Bir hatıramı anlatmak istiyorum. Merhum Kezban ninem okuma-yazması olmamasına rağmen sözel aktarım yoluyla da olsa hem dini bilgiler ve hem de sahip olduğu bazı tarihsel malumatı bize şifahi olarak aktarırdı. Meselâ, o Süleyman Çelebi’nin Vesiletü’n-Necât isimli Mevlid kitabını ezbere bilirdi. Bilindiği gibi Mevlid kitaplarına eklenen bazı halk hikâyeleri vardı: Hikâye-i geyik, kesikbaş, Fâtımâtü’z-zehrâ, hikâye-i güvercin, hikâye-i deve, hikâye-i İbrahim, hikâye-i İsmail vb. bunları da ezbere makamlı olarak destan gibi okurdu, biz torunlarına. Henüz yaşımız 5-6.. Onun makamlı olarak bu hikayeleri anlatması, bize çok dokunaklı gelirdi. Çocuk olmamıza rağmen gözyaşlarımızı tutamazdık. Ben inanıyorum ki, onun anlattığı bu öyküler bizde sadece hayvanlara karşı değil, tüm canlı varlıklara karşı merhamet ahlakının gelişmesinde büyük tesir yapmıştır.
Meselâ bu hikâye ya da destanlardan birisi “güvercin destanı” idi. Elbette sadece güvercin hikâyesinde değil, diğer hikâyelerde de değerler ve ahlak aşılanırdı. Bir de akıldan daha çok gönüllere hitap edilir, böylece çocukluk döneminde duygu eğitimi gerçekleştirilmiş olurdu. Örneğin güvercin hikâyesi de böyle bir şeydi.
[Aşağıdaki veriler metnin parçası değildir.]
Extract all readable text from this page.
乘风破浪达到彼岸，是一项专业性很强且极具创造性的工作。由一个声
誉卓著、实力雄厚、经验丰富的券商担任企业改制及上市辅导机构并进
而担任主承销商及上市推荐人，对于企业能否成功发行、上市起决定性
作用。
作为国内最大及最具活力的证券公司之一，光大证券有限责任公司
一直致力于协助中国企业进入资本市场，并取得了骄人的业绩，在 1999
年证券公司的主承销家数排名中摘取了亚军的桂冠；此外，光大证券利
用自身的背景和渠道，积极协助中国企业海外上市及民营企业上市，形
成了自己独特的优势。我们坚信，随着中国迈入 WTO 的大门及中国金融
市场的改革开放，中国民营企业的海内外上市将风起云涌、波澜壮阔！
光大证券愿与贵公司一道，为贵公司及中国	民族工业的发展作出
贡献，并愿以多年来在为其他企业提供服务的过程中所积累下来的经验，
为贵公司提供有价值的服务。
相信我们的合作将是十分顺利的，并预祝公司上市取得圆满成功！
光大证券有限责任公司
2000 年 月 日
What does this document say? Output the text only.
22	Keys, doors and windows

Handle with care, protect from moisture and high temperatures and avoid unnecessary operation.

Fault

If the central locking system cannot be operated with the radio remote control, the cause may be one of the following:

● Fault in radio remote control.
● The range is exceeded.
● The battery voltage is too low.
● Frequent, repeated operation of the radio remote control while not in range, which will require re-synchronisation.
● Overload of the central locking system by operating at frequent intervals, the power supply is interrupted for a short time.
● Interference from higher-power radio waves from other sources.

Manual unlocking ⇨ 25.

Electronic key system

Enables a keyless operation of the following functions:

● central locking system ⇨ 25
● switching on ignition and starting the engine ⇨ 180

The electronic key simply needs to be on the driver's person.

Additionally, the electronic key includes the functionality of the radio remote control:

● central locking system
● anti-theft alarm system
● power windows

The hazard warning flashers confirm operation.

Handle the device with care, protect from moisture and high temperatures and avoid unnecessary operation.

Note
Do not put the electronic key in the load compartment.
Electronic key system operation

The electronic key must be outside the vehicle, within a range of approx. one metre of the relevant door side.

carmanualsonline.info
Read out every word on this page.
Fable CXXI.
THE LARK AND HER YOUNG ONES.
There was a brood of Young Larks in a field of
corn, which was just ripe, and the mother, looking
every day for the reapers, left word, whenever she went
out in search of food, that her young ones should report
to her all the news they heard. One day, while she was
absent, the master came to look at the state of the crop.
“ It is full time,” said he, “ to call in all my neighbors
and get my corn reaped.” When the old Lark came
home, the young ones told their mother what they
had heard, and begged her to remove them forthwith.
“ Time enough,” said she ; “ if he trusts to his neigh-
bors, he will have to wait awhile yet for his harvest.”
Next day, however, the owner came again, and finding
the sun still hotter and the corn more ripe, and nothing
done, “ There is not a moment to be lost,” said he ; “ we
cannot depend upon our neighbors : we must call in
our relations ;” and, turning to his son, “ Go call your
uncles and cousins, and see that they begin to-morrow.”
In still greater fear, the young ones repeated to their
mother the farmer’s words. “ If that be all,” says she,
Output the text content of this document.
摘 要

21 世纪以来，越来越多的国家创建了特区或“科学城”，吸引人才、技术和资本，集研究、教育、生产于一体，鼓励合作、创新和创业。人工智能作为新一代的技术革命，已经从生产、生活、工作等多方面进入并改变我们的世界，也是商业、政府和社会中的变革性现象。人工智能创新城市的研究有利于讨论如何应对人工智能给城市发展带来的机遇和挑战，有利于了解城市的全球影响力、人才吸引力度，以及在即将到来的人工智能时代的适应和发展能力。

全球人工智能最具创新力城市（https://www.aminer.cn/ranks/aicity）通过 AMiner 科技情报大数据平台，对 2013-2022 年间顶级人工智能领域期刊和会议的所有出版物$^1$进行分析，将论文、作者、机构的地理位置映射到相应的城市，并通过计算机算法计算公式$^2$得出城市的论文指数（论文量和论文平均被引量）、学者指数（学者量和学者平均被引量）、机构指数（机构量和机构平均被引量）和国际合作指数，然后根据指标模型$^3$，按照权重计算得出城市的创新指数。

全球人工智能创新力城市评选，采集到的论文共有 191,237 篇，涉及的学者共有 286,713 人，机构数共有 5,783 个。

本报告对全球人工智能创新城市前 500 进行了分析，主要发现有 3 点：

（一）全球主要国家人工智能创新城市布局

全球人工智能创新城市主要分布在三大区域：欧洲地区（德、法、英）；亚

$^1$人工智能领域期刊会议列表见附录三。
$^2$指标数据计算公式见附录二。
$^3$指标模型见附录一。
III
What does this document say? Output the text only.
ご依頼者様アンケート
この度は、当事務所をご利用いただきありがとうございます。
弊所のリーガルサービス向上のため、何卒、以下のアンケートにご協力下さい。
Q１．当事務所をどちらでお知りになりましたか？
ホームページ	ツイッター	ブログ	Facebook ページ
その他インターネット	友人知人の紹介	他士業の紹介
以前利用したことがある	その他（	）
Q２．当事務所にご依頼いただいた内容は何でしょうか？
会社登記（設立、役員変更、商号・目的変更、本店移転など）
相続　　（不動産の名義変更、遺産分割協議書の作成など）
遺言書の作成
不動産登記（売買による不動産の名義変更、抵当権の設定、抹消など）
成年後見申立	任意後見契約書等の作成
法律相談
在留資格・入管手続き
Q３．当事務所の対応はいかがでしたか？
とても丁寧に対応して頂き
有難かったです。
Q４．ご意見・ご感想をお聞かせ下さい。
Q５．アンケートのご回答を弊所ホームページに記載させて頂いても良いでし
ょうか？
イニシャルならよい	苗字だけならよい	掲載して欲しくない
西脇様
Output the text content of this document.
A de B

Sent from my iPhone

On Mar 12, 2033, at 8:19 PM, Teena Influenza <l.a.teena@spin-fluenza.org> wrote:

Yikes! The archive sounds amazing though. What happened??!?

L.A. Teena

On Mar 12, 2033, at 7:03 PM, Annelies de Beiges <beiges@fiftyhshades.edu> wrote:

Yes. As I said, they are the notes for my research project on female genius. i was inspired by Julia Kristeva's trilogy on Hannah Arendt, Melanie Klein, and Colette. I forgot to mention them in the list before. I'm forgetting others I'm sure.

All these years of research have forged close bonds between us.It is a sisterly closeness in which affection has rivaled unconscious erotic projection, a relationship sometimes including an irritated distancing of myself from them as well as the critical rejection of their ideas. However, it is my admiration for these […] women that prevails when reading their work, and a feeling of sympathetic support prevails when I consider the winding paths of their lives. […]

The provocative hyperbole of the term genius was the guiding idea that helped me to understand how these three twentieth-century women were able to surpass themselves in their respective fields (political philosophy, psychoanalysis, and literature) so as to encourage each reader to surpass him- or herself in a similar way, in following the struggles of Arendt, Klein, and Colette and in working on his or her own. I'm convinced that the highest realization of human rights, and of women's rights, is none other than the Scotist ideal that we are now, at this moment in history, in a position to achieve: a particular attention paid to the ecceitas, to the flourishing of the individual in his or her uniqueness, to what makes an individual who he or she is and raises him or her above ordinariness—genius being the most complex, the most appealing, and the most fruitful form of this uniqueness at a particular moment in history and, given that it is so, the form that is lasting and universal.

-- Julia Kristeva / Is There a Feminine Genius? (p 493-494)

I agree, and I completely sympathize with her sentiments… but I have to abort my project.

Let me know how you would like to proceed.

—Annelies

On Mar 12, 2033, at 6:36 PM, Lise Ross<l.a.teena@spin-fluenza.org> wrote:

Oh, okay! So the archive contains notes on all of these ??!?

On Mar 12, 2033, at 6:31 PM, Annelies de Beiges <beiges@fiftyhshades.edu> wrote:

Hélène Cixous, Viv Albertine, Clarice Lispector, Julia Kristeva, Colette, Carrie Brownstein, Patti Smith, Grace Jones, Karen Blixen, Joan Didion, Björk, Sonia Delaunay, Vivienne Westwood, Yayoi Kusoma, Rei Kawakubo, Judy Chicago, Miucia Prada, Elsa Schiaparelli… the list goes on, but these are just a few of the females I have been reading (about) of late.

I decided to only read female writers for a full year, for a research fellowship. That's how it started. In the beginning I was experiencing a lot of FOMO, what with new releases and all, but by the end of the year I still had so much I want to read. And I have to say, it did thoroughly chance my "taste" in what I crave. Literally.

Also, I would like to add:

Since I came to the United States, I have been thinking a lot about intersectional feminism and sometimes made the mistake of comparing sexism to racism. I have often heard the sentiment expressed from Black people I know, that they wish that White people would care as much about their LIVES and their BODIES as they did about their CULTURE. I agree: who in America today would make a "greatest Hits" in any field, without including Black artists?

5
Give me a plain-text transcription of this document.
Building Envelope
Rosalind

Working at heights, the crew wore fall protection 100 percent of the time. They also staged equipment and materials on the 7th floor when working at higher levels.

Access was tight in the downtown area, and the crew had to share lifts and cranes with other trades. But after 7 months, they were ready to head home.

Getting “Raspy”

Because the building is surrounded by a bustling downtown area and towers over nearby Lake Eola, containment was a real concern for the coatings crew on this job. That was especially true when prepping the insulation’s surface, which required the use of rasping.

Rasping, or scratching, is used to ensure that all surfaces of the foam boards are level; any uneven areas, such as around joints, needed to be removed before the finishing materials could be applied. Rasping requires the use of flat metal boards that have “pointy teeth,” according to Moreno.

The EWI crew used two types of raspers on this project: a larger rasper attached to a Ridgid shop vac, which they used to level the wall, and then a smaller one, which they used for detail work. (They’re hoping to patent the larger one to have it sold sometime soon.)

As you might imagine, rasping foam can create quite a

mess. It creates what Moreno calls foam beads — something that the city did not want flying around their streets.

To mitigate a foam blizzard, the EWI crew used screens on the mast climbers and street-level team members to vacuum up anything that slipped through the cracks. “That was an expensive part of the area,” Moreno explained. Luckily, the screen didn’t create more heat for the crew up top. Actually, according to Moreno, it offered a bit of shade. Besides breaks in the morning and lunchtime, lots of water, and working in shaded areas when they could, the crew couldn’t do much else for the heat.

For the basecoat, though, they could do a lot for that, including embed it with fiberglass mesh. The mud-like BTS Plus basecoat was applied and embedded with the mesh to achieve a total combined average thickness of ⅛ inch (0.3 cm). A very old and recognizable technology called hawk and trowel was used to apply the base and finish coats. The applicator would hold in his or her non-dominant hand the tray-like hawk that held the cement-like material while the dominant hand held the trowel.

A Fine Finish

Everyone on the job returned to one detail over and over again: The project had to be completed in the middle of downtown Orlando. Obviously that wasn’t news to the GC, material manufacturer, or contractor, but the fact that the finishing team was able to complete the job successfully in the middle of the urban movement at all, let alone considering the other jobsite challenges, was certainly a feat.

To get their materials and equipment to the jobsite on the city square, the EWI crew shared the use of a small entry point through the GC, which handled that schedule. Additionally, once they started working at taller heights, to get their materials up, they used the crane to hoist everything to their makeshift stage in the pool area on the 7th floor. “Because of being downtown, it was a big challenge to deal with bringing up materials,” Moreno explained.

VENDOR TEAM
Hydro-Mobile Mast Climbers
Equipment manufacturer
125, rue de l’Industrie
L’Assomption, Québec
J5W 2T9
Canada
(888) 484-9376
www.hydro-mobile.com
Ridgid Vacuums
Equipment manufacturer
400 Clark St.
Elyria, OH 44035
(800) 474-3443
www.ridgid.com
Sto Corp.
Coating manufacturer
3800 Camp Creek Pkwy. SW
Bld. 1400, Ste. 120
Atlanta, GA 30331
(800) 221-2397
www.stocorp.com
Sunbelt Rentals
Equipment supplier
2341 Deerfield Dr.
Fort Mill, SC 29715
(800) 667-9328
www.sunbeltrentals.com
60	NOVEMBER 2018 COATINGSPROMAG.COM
Güvercin hikâyesinde bir av ve bir avcı vardır. Hz. Peygamber (a.s) da av konumunda görülen güvercini avcıdan kurtarma rolünde anlatılırdı. Aynı zamanda büyük merhamet sahibi Muhammed Mustafa (a.s) öğretilir ve ona karşı sevgi de artardı. Anlatıya göre bir doğan tarafından avlanmak istenen güvercin Hz. Peygamber (a.s)’a sığınarak ondan korumasını ister. Çünkü geride üç yavrusu vardır. Eğer doğan kuşuna av olursa yuvada ağlaşan yavruları annesiz kalacak ve açlıktan da öleceklerdir. Bu sebeple güvercin bakıma muhtaç üç yavrusunun olduğunu, kaçmaktan mecali kalmadığını, kendisini üç gündür takip eden doğan tarafından avlanacak olursa, yavrularının açlıktan öleceğini anlatır. Neticede Hz. Peygamber (a.s) aracı olur, güvercinin doğan kuşuna yem olmasını önler. Tabii ki bu arada yardımlaşma, acıma, koruma, adalet, hakkaniyet, sevgi, merhamet, hoşgörü gibi birçok değer anlatılır. Diğer hikâyelerin içeriği de buna benzerdir.
Ne yapılabilir?
Meselâ, bahsettiğim kitaplar Milli Eğitim klasikleri arasında basılır. Devlet bu kitapları ana ve ilkokullarda öğrencilere meccanen dağıtır. Bunlardan aileler de faydalanır. Bu kitaplar seslendirilir ya da tiyatro, piyes gibi sahne ve perdeye aktarılır. Eğitimin bir parçası haline getirilir. Derslerde bir şekilde bu hikâyeleri anlatmak mecbur kılınır. Ben inanıyorum ki, hayatının baharında bu çocuklarımızda merhamet, adalet, saygı, sevgi, yardımlaşma, dürüstlük gibi duygu ve değerler yer edecektir. Yetişkinlik çağlarında da hayatlarına yön verecektir. Ayrıca ailede anneler de çocuklarına bu değeri kazandırırlarsa, onlar yetişkin hale geldiklerinde eşlerine, diğer insanlara, hatta tüm canlılara merhametle bakmanın bir erdem olduğunu öğreneceklerdir. Bu eğitim tarzı ve kazandırılacak merhamet ahlakı, bugün toplumumuzun en büyük yarası olan kadın cinayetlerinin durdurulmasında bir nebze de olsa fayda sağlayacaktır.